Effect of 3′ dA caps at 3′- or 5′-terminal G-tetrads on the catalytic activity of DNAzymes

In this part, we aimed at exploring how the species of dA caps affect the catalytic activity of DNAzymes by studying various G4s that contain identical terminal G-tetrads but different terminal dAs. Two G-rich DNA strands, AGS55 and AG55, were initially designed. The strands may be able to improve the catalytic activity of G4/hemin DNAzymes since they could form four-stranded G4s containing two 3′-terminal G-tetrads with 3′ dA caps. As illustrated in Scheme 3A and B, the G4 formed by AGS55 is a two-layer antiparallel G4 containing two 3′-terminal G-tetrads at each end, while that formed by AG55 is a dimer of two-layer parallel G4s connected by 5′-terminal G-tetrads. To confirm the role of 3′ dA caps in enhancing the catalytic activity, we designed a new G-rich strand, A33G55, which can form a G4 containing two 3′-terminal G-tetrads with 5′ dA caps (Scheme 3C). To explore whether adding 3′ dA caps can increase the enzymatic performance of DNAzymes with 5′-terminal G-tetrads, two strands, A55G33 and AG33, were further designed. And they can assemble into four-stranded G4s containing 5′-terminal G-tetrads with 3′ and 5′ dA caps, respectively (Scheme 3D and E).
image file: d0sc01905d-s3.tif
Scheme 3 Proposed G4 structures formed by (A) AGS55, (B) AG55, (C) A33G55, (D) A55G33, and (E) AG33. The structures contain two 3′- or 5′- terminal G-tetrads. The dGs with dubious conformations are shown in gray. 5′-5′ pIPS and 3′-3′ pIPS indicate inversion of polarity sites of 5′-5′ and 3′-3′ phosphodiester bonds, respectively.

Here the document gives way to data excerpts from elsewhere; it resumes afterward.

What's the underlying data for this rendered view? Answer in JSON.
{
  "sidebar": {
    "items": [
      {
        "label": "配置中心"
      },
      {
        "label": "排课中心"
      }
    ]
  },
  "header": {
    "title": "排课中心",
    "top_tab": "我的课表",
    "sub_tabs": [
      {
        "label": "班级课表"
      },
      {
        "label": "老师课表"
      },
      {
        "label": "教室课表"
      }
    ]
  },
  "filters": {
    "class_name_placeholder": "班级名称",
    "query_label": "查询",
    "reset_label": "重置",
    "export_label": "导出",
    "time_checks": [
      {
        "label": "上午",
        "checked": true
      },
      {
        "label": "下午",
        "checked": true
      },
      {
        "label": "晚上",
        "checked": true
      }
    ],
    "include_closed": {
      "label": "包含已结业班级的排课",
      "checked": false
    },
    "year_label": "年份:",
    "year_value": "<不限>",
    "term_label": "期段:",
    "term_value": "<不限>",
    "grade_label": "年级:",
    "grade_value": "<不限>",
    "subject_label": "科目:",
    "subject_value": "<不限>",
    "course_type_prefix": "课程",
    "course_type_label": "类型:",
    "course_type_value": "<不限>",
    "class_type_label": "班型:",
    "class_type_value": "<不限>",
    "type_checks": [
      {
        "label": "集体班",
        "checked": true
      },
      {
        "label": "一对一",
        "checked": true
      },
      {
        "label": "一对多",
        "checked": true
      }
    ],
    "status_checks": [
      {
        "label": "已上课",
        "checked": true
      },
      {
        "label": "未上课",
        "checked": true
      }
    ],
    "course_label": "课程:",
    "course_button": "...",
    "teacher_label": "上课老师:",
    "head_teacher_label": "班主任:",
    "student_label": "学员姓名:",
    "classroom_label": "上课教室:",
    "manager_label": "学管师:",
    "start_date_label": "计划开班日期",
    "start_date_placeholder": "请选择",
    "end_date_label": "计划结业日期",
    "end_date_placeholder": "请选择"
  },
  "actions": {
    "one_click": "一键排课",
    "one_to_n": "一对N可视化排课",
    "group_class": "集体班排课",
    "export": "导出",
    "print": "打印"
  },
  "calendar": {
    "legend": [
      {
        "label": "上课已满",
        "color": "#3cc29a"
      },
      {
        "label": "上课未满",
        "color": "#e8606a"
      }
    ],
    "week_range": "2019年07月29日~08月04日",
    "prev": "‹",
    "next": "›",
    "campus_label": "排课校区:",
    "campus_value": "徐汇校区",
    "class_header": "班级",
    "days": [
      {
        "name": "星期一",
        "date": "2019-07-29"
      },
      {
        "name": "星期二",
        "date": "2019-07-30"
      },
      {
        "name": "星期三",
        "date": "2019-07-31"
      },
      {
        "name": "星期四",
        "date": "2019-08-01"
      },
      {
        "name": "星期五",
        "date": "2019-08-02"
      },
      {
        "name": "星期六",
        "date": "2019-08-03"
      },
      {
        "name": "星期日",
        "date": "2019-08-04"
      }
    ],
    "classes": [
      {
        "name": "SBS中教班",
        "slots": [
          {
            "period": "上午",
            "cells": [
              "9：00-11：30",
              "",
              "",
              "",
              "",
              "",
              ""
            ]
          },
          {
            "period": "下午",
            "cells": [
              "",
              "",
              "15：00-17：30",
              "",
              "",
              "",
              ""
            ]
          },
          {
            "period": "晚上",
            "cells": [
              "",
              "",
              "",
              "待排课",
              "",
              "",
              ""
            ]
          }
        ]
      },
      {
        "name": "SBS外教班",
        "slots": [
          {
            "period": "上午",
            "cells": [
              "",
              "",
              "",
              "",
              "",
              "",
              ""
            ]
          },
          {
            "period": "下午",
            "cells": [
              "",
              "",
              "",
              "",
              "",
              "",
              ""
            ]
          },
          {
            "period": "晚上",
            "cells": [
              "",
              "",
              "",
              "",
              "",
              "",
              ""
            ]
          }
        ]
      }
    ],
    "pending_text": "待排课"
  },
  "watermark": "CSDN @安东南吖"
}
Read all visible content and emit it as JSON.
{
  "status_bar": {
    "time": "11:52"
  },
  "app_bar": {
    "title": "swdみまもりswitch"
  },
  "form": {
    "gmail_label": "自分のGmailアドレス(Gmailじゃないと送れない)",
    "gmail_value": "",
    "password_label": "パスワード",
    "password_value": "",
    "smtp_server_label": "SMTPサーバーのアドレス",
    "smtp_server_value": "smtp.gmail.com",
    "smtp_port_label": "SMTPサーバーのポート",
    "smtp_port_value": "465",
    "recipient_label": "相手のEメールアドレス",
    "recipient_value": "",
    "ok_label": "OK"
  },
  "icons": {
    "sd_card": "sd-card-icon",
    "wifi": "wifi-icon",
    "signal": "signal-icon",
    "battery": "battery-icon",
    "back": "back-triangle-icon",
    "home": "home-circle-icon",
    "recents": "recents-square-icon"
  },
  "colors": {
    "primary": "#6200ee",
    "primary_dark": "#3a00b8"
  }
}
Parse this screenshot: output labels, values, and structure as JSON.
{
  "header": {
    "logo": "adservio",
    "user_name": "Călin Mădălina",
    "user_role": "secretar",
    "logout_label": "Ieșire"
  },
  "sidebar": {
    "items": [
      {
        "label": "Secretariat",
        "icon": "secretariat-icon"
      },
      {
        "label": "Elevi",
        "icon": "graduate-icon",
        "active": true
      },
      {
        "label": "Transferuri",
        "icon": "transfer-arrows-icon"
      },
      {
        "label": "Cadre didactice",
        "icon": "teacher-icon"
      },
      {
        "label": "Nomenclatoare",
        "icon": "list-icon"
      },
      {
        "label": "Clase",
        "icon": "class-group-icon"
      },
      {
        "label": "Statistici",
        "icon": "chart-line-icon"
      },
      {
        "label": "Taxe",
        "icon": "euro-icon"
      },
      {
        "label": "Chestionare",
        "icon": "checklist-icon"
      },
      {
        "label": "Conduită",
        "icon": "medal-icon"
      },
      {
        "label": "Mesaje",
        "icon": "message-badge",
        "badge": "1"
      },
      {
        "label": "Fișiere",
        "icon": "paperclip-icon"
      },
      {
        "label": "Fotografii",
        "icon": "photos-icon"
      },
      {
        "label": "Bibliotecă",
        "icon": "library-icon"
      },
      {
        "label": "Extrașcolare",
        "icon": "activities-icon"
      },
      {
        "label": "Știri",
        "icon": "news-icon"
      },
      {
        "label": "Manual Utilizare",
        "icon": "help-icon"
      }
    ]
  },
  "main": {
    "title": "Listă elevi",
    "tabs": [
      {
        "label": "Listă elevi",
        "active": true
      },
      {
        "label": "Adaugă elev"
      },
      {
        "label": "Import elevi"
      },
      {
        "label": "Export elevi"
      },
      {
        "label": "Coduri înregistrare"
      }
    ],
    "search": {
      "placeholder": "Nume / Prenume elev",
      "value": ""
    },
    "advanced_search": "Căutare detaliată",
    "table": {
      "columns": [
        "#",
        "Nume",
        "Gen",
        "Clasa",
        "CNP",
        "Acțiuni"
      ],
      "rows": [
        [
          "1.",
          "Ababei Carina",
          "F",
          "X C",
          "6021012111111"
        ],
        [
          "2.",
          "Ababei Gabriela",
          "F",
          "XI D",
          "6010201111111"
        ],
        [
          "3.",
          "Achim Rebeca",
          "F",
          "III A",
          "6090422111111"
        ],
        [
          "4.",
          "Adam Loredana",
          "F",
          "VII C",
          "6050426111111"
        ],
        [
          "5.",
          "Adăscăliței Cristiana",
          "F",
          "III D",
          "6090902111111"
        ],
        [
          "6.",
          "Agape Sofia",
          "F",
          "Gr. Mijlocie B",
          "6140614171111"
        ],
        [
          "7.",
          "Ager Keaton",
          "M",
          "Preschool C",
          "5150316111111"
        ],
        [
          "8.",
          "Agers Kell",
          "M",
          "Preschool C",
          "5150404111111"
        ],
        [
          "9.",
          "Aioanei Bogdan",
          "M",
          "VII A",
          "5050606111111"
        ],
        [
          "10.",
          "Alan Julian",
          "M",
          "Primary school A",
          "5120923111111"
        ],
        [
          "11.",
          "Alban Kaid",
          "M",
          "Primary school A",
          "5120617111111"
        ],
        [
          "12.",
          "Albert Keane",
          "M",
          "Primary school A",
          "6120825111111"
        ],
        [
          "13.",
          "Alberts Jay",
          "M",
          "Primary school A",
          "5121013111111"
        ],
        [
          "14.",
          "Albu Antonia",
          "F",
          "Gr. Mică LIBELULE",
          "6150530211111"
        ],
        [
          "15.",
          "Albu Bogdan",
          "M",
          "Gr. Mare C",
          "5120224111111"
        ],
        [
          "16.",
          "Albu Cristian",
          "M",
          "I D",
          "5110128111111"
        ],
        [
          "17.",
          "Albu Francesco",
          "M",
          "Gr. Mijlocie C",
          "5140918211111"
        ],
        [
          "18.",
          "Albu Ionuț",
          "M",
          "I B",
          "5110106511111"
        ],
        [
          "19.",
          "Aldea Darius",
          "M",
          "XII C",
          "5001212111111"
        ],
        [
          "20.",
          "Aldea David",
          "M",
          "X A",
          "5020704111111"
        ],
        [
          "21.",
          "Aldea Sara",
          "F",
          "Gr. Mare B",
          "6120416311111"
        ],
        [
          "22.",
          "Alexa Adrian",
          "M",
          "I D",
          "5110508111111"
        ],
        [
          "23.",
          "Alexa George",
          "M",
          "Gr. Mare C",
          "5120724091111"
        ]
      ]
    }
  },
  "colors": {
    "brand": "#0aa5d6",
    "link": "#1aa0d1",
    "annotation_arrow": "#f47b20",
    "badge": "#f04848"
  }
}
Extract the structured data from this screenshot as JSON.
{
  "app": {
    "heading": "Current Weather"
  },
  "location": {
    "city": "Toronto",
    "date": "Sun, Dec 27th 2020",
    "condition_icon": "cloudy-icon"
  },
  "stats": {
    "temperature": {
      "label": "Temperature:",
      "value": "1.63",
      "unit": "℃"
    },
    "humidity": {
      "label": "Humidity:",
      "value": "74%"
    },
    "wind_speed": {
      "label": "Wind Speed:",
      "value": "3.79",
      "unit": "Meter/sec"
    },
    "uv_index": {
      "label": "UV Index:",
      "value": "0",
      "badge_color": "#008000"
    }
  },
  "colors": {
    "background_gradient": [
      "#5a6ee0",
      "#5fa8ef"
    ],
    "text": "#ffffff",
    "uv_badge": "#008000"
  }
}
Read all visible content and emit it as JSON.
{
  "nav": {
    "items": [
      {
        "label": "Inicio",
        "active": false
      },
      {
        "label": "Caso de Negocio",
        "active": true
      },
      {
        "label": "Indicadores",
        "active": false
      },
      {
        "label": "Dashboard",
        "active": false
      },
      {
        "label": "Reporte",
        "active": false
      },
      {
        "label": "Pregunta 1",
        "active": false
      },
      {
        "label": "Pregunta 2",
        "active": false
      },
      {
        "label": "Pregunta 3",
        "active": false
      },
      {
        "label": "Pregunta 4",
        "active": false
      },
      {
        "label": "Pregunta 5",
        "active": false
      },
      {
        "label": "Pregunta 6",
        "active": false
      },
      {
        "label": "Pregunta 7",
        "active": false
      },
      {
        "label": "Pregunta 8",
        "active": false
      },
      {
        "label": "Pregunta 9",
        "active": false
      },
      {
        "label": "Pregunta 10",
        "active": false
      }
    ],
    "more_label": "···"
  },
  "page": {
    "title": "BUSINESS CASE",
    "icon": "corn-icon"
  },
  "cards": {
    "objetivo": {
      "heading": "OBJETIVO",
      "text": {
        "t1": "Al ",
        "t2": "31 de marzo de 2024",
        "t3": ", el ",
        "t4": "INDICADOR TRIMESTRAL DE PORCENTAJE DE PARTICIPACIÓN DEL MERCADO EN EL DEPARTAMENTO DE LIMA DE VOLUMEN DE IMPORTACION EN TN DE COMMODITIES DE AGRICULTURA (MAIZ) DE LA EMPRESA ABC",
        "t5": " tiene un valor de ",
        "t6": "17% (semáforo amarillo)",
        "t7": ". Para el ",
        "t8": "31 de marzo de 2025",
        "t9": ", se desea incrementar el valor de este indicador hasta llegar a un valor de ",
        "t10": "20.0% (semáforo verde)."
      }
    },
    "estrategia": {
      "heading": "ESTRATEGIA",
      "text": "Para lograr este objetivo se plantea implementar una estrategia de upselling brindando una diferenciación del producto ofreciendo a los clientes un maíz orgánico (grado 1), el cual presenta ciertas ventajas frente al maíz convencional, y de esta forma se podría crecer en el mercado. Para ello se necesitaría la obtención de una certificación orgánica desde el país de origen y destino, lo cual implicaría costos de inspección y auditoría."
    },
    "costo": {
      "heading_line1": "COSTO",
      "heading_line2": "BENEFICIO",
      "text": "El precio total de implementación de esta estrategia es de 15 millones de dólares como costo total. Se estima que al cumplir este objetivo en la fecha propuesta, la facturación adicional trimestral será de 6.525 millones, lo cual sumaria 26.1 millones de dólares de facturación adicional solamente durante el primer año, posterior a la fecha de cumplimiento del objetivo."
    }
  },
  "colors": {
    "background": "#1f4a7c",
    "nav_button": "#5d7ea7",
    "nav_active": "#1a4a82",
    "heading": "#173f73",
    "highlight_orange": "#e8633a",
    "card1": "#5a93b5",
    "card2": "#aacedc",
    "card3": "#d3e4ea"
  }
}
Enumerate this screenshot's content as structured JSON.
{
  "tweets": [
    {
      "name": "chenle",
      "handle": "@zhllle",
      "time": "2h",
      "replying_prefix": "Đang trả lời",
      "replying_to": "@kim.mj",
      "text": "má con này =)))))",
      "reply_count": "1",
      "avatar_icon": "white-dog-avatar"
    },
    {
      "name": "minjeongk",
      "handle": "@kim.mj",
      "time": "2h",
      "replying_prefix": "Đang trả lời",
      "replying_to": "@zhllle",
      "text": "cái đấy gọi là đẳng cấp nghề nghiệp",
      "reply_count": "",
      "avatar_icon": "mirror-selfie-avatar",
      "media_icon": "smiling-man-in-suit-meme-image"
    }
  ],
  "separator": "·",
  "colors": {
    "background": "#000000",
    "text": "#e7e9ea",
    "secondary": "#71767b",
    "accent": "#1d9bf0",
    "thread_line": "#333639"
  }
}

Native PAGE experiments showed that the migrating band at around 20 bp was predominant in four short DNA sequences, including AGS55, AG55, A33G55 and A55G33, suggesting the formation of four-stranded G4s, while AG33 displayed an additional band below 20 bp, which indicates the low yield of [AG33]4 (Fig. S3A). The different assemblies of the G4s were further demonstrated by CD experiments. As shown in Fig. 3A, the CD spectrum of AGS55 exhibited a positive band at ∼260 nm and a positive band at ∼240 nm, which suggests that this G4 has a similar conformation to that of 3′TG5′-5′GGGT3′ in KCl solution, pH 5.35 By contrast, AG55 exhibited a negative band at ∼270 nm and two positive bands at ∼250 and ∼295 nm, while AG33 exhibited two positive bands at ∼250 and ∼295 nm and two negative bands at ∼230 and ∼270 nm. These results are consistent with those obtained using the two types of G4s containing two 3′-terminal G-tetrads and two 5′-terminal G-tetrads, which were assembled using 3′TGG5′-5′GGT3′ and 5′TGG3′-3′GGT5′, respectively.34 Compared with those of AG55 and AG33, the CD spectra of A33G55 and A55G33 showed slight movements for the positive band at ∼250 nm and the negative band at ∼270 nm, which may be caused by the terminal inverted dA residues. Similar movements were also observed when the two samples were in NaCl solution, pH 5 (Fig. S3B, ESI). The differences of the CD spectra may be attributed to additional IPSs, which facilitate the formation of the syn-conformation of the glycosidic bond between adjacent dGs in G4s.34,61 Fluorescence experiments of five G4-NMM complexes were first performed (Fig. S3C, ESI). According to Fig. 3B, after being titrated with five different G4s (stabilized by K+), the fluorescence intensity at 610 nm of NMM was enhanced to different magnitudes in the following order: AG55 > AGS55 > A33G55 > A55G33 ≫ AG33. This indicates that the different terminal G-tetrads and dA caps can affect the complexation of NMM with G4s.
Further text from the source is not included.